Le premier, bien que symbolique, reste l’affirmation claire de nos principes, du droit international, en particulier du droit humanitaire, au refus des zones d’influence et à la révision des frontières par la force. Elle est justifiée par la lutte idéologique de l’autre côté pour les faire tomber en pratique, en droit et en légitimité. Cela présuppose certainement une irréprobation domestique. On entend souvent le reproche, en référence à l’époque de George W. Bush: «N’opposons pas le camp du bien au camp du mal!» Il est vrai que le «bon côté», c’est-à-dire l’Occident, a commis de nombreux crimes, mais il a la capacité de le reconnaître; ses actions peuvent être librement débattues et ses auteurs peuvent être traduits en justice. Ce n’est pas le cas dans les dictatures où les voix libres sont réduites au silence, parfois même par assassinat. Bien sûr, les démocraties ont des alliés traditionnels qui peuvent avoir commis des crimes – je pense au Yémen . Mais si nous apprécions nos principes, nous pouvons et devons leur dire la vérité.

La deuxième façon d’agir est de soutenir nos alliés, qu’ils soient en Ukraine, à Taiwan ou en Géorgie. Nous devons rétablir une posture crédible de dissuasion. Les propagandistes des régimes révisionnistes mettent en garde: «Vous risquez de nous entraîner dans une troisième guerre mondiale.» Nous avons trop entendu cet avertissement et lui avons accordé trop de crédibilité, ce qui explique notre inaction passée.

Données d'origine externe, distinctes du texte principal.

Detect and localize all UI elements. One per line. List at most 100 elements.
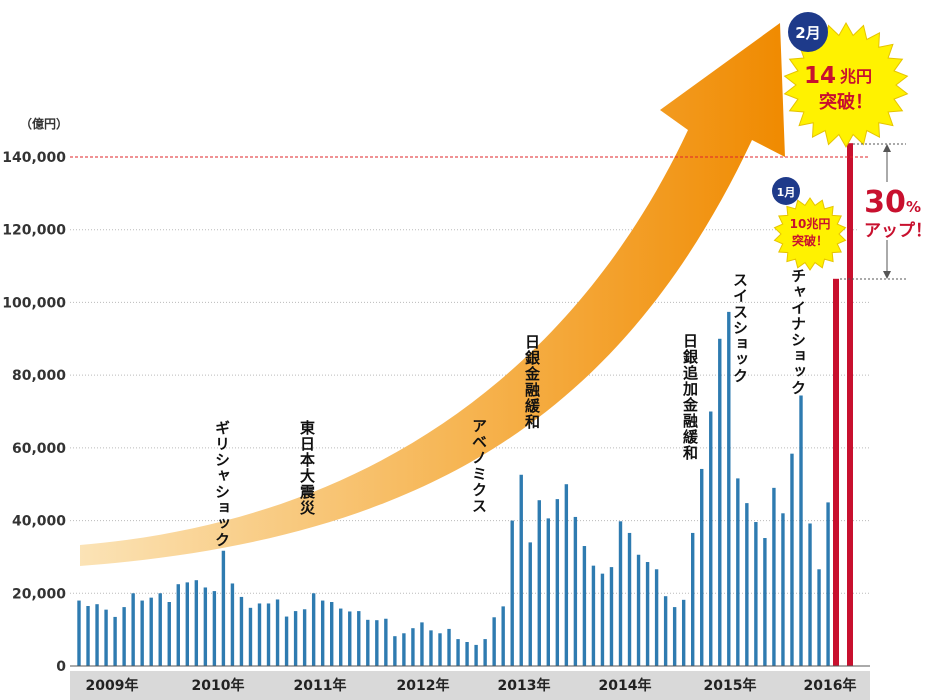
bar (320, 600, 325, 666)
bracket-arrow-up (883, 144, 891, 152)
bar (230, 583, 235, 666)
increase-bracket: 30 % アップ！ (840, 143, 938, 280)
increase-number: 30 (864, 185, 906, 220)
bar (375, 620, 379, 666)
bar (727, 311, 731, 666)
bar (266, 603, 271, 666)
bar (393, 636, 397, 666)
bar (248, 607, 253, 666)
bar (817, 569, 821, 666)
x-year-label: 2016年 (804, 677, 857, 694)
bar (77, 600, 81, 666)
bar (736, 478, 740, 666)
bar (257, 603, 262, 666)
february-callout-number: 14 (804, 63, 836, 89)
february-callout: 2月 14 兆円 突破！ (783, 12, 909, 149)
x-year-label: 2009年 (86, 677, 139, 694)
bar (221, 550, 226, 666)
bar (176, 584, 180, 666)
january-callout: 1月 10兆円 突破！ (772, 177, 847, 271)
bar (275, 599, 280, 666)
bar (663, 596, 668, 666)
bar (510, 520, 514, 666)
bar (573, 516, 578, 666)
highlight-bar-january (833, 278, 839, 666)
january-burst (773, 197, 847, 271)
annotation-swiss-shock: スイスショック (731, 272, 749, 384)
february-callout-unit: 兆円 (840, 67, 872, 86)
bar (537, 500, 541, 666)
bar (203, 587, 208, 666)
y-tick-labels: 0 20,000 40,000 60,000 80,000 100,000 120,000 1… (2, 150, 66, 675)
bar (420, 622, 424, 666)
x-year-label: 2012年 (397, 677, 450, 694)
bar (339, 608, 343, 666)
bar (636, 554, 641, 666)
bar (501, 606, 505, 666)
bar (239, 596, 244, 666)
bar (591, 565, 596, 666)
bar (781, 513, 785, 666)
x-year-label: 2014年 (599, 677, 652, 694)
bar (691, 532, 695, 666)
january-badge (772, 177, 800, 205)
january-callout-line2: 突破！ (792, 233, 828, 248)
bar (492, 617, 496, 666)
bar (772, 487, 776, 666)
increase-text: アップ！ (864, 220, 932, 241)
growth-arrow (80, 23, 785, 566)
x-year-labels: 2009年 2010年 2011年 2012年 2013年 2014年 2015年 2016年 (86, 677, 857, 694)
january-badge-label: 1月 (777, 186, 796, 199)
highlight-bars (833, 143, 853, 667)
bar (158, 593, 162, 666)
y-tick-label: 100,000 (2, 295, 66, 311)
bar (402, 633, 406, 666)
bar (672, 607, 677, 666)
bar (528, 542, 532, 666)
bar (718, 338, 722, 666)
y-tick-label: 60,000 (12, 441, 66, 457)
bracket-label-bg (858, 182, 938, 240)
annotation-boj-additional-easing: 日銀追加金融緩和 (681, 333, 699, 461)
january-callout-line1: 10兆円 (790, 216, 831, 231)
bar (104, 609, 108, 666)
bracket-arrow-down (883, 271, 891, 279)
annotation-boj-easing: 日銀金融緩和 (523, 334, 541, 430)
y-tick-label: 140,000 (2, 150, 66, 166)
bar (799, 395, 803, 666)
bar (95, 604, 99, 666)
bar (456, 639, 460, 666)
bar (519, 474, 523, 666)
bar (465, 642, 469, 666)
bar (140, 600, 144, 666)
bar (582, 546, 587, 666)
bar (411, 628, 415, 666)
y-tick-label: 20,000 (12, 586, 66, 602)
bar (185, 582, 189, 666)
bar (429, 630, 433, 666)
highlight-bar-february (847, 143, 853, 667)
annotation-abenomics: アベノミクス (470, 418, 488, 514)
bar (212, 591, 217, 666)
bar (474, 644, 478, 666)
x-year-label: 2015年 (704, 677, 757, 694)
bar (808, 523, 812, 666)
bar (555, 499, 560, 666)
y-axis-unit-label: （億円） (20, 116, 68, 131)
bar (113, 616, 117, 666)
bar (384, 618, 388, 666)
y-tick-label: 120,000 (2, 223, 66, 239)
bars (77, 311, 830, 666)
x-year-label: 2013年 (498, 677, 551, 694)
bar (284, 616, 289, 666)
bar (293, 611, 298, 666)
bar (122, 607, 126, 666)
february-badge-label: 2月 (795, 24, 820, 42)
bar (600, 573, 605, 666)
bar (654, 569, 659, 666)
bar (366, 619, 370, 666)
bar (790, 453, 794, 666)
bar (348, 611, 352, 666)
february-badge (788, 12, 828, 52)
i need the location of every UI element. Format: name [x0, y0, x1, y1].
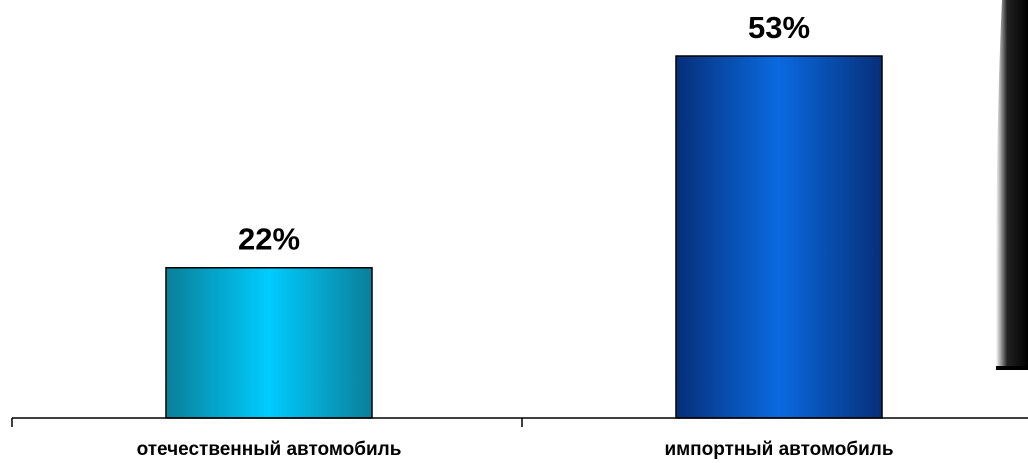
bar-2: [675, 55, 883, 419]
data-label-2: 53%: [748, 10, 810, 45]
x-axis: [11, 417, 1028, 427]
labels-layer: 22% отечественный автомобиль 53% импортный …: [137, 10, 894, 460]
bars-layer: [165, 55, 883, 419]
x-tick-label-1: отечественный автомобиль: [137, 439, 402, 460]
decorative-photo: [995, 0, 1028, 370]
x-tick-label-2: импортный автомобиль: [664, 439, 893, 460]
data-label-1: 22%: [238, 222, 300, 257]
bar-1: [165, 266, 373, 419]
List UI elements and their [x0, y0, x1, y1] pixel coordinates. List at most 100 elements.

La troisième façon est de soutenir la démocratie. Bien que nous ne puissions pas faire pression pour un changement de régime, nous devons soutenir les forces démocratiques qui peuvent s’y engager – cela s’applique à l’opposition biélorusse, russe et chinoise. Soyons insensibles à la propagande des régimes qui nous accusent de soutenir les «révolutions de couleur» . Nous ne créons pas cette opposition, mais nous pouvons en aider au nom de nos valeurs et de la liberté des peuples.

Enfin, nous avons besoin d’un plan commun pour mettre fin à notre tolérance à l’égard des actions des dictatures sur notre sol. La lutte contre la corruption dans les cercles proches d’eux sera une étape décisive. Cependant, nous continuons de fermer les yeux sur la manière dont ils peuvent continuer à distribuer des fonds souillés sur notre sol, y compris en les utilisant pour obtenir un soutien chez eux. Nous devons cesser de minimiser ces risques, faire davantage pour dénoncer et sanctionner ces activités et harmoniser le cadre juridique de haut en bas.

Le but de l’alliance pour la démocratie est de nous unir dans une lutte idéologique, mais qui a une dimension pratique sur laquelle il ne peut y avoir aucune distance entre nos alliés américains, les pays libres d’Europe et les démocraties d’Asie et d’Océanie. La puissance que nous voulons que l’Europe acquière ne peut pas être neutre. Il doit à la fois reconnaître la division du monde que les dictatures tentent de nous imposer et œuvrer activement pour l’empêcher. Plus encore que les États-Unis, l’Europe a intérêt à mener ce combat.